Gibt es eine Meldepflicht?
Seit März 2020 besteht in Deutschland eine namentliche Meldepflicht für Infektionen mit humanpathogenen Vibrio-Arten. Labore müssen Nachweise von Nicht-Cholera-Vibrionen gemäß § 7 Abs. 1 IfSG melden, sofern der Nachweis auf eine akute Infektion hinweist. Bei reinen Ohrinfektionen gilt dies nur für Vibrio cholerae. Im Jahr 2024 wurden dem Robert Koch-Institut 42 Fälle gemeldet, die wahrscheinlich auf Ansteckungen in Deutschland zurückgingen.
Was tun bei Reisen in Risikogebiete?In Risikogebieten sollte auf rohe Meeresfrüchte verzichtet und diese gründlich gekocht werden. Für Reisende in Cholera-Gebieten gilt: Nur abgekochtes Wasser oder Mineralwasser aus verschlossenen Flaschen trinken und nicht zum Zähneputzen Leitungswasser verwenden. Außerdem empfiehlt es sich, auf Eiswürfel in Getränken zu verzichten und öffentliche Schwimmbäder sowie das Baden in Lagunen zu meiden.
Fazit
Angesichts der steigenden Wassertemperaturen durch den Klimawandel werden Vibrionen-Infektionen an deutschen Küsten wahrscheinlich häufiger auftreten. Obwohl das allgemeine Risiko einer Ansteckung vergleichsweise gering bleibt, sollten besonders gefährdete Personengruppen entsprechende Vorsichtsmaßnahmen treffen. Vor allem Menschen mit chronischen Erkrankungen, einem geschwächten Immunsystem oder offenen Wunden müssen bei Wassertemperaturen über 20 Grad Celsius besonders achtsam sein.
Die schnelle Ausbreitung dieser Bakterien und ihre potenziell schwerwiegenden Folgen machen deutliche Vorsichtsmaßnahmen notwendig. Tatsächlich kann bei Risikopatienten schon eine geringe Bakterienmenge ausreichen, um schwere Infektionen auszulösen. Daher gilt: Wer offene Wunden hat, sollte warmes Meerwasser grundsätzlich meiden oder zumindest wasserdichte Pflaster verwenden.
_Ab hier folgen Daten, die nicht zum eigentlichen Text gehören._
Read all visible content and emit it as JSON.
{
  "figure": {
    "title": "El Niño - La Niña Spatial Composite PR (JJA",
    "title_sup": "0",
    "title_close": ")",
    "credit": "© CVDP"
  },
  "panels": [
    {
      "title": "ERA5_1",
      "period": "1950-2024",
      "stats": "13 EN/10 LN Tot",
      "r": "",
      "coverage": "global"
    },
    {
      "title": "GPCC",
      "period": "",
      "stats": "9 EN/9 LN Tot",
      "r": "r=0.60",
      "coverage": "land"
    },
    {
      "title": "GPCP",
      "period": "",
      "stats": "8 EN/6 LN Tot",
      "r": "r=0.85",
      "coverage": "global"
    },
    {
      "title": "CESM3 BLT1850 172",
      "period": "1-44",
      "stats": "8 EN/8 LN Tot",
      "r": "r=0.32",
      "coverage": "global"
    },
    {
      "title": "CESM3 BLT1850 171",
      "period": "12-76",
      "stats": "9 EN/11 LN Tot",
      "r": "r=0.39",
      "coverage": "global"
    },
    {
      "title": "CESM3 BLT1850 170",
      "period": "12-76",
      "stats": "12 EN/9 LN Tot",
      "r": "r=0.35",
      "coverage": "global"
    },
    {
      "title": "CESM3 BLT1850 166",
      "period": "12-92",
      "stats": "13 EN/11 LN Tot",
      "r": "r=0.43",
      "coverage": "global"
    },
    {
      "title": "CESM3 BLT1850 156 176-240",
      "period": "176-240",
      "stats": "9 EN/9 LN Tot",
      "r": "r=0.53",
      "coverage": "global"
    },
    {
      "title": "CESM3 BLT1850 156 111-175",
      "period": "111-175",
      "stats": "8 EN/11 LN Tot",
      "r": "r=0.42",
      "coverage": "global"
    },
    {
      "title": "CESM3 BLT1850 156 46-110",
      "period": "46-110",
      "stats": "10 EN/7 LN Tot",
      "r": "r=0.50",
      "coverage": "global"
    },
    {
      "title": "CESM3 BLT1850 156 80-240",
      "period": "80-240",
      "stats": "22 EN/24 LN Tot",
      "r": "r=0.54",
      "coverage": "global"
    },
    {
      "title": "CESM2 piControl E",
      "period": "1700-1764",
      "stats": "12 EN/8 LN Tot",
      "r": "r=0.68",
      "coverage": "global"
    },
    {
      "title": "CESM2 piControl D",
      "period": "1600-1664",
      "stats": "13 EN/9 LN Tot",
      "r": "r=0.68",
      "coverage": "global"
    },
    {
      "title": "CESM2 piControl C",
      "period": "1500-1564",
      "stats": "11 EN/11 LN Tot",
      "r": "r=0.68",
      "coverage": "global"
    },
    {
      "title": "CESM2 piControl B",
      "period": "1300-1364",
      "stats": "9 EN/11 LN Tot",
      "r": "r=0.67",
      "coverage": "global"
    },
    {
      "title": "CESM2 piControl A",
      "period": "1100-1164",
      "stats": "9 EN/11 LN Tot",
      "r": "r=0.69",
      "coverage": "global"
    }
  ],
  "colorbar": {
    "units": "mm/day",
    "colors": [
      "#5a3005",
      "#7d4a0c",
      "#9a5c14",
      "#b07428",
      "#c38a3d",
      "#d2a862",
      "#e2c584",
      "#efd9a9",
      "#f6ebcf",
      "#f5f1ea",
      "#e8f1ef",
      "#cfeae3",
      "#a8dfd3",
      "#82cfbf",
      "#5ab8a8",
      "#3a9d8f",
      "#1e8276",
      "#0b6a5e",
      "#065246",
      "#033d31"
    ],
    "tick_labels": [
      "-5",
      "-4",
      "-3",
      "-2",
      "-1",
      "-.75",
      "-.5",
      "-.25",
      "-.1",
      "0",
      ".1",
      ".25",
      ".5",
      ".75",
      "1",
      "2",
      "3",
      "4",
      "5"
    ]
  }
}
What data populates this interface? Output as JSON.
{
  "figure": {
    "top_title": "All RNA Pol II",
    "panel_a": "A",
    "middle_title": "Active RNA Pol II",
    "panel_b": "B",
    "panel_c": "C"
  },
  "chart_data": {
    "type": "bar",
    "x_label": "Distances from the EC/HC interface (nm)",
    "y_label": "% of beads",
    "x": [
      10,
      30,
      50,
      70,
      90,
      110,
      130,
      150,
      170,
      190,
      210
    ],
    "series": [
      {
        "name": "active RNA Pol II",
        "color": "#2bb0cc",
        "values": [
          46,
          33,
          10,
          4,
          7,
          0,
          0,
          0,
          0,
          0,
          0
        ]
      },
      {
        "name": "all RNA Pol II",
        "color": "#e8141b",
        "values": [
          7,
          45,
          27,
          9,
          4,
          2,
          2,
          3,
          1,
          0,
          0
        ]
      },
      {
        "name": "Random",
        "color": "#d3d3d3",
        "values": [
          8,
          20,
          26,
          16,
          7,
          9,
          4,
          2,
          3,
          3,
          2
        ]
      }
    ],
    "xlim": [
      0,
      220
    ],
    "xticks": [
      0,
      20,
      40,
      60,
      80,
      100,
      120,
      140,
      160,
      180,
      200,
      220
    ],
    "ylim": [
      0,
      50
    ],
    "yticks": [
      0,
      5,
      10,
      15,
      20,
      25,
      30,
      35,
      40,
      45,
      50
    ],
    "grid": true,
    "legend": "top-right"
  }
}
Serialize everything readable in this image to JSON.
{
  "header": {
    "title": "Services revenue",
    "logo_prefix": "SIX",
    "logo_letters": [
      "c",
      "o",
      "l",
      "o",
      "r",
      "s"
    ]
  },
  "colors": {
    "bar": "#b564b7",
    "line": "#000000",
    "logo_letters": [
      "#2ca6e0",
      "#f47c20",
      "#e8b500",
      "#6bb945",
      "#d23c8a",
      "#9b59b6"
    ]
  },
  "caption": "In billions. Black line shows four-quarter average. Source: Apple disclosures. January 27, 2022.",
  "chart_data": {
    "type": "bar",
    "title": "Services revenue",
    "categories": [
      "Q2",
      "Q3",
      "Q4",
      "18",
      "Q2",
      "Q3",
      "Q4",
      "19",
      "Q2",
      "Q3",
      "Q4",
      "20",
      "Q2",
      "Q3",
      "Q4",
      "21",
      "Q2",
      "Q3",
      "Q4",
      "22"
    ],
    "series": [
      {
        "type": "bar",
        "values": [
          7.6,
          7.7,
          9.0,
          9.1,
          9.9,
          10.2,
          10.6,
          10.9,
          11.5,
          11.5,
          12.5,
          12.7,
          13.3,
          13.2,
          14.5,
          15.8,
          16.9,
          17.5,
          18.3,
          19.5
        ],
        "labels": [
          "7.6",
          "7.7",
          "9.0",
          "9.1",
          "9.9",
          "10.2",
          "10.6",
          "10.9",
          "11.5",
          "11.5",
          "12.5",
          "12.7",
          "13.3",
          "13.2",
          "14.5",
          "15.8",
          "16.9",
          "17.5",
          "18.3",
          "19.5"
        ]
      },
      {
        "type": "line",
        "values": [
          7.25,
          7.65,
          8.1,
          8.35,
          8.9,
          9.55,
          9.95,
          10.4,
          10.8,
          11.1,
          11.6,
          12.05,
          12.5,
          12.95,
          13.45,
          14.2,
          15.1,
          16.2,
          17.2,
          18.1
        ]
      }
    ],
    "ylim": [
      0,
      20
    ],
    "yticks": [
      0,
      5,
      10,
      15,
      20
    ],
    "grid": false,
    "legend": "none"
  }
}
Wer nach dem Baden an Nord- oder Ostsee ungewöhnlich starke Schmerzen, Rötungen oder Schwellungen bemerkt, sollte unverzüglich ärztliche Hilfe suchen und dabei unbedingt auf den Kontakt mit Meerwasser hinweisen. Je früher eine Behandlung mit Antibiotika eingeleitet wird, desto besser sind die Heilungschancen.Dennoch besteht kein Grund zur übermäßigen Sorge für gesunde Menschen ohne Risikofaktoren. Die meisten Badegäste können die deutschen Küstengewässer weiterhin unbesorgt genießen. Allerdings empfiehlt es sich, über die potenziellen Gefahren informiert zu sein und bei entsprechenden Symptomen rasch zu handeln. Schließlich kann ein verantwortungsvoller Umgang mit dem Thema dazu beitragen, dass schwerwiegende Infektionen vermieden werden und der Urlaub am Meer ungetrübt bleibt.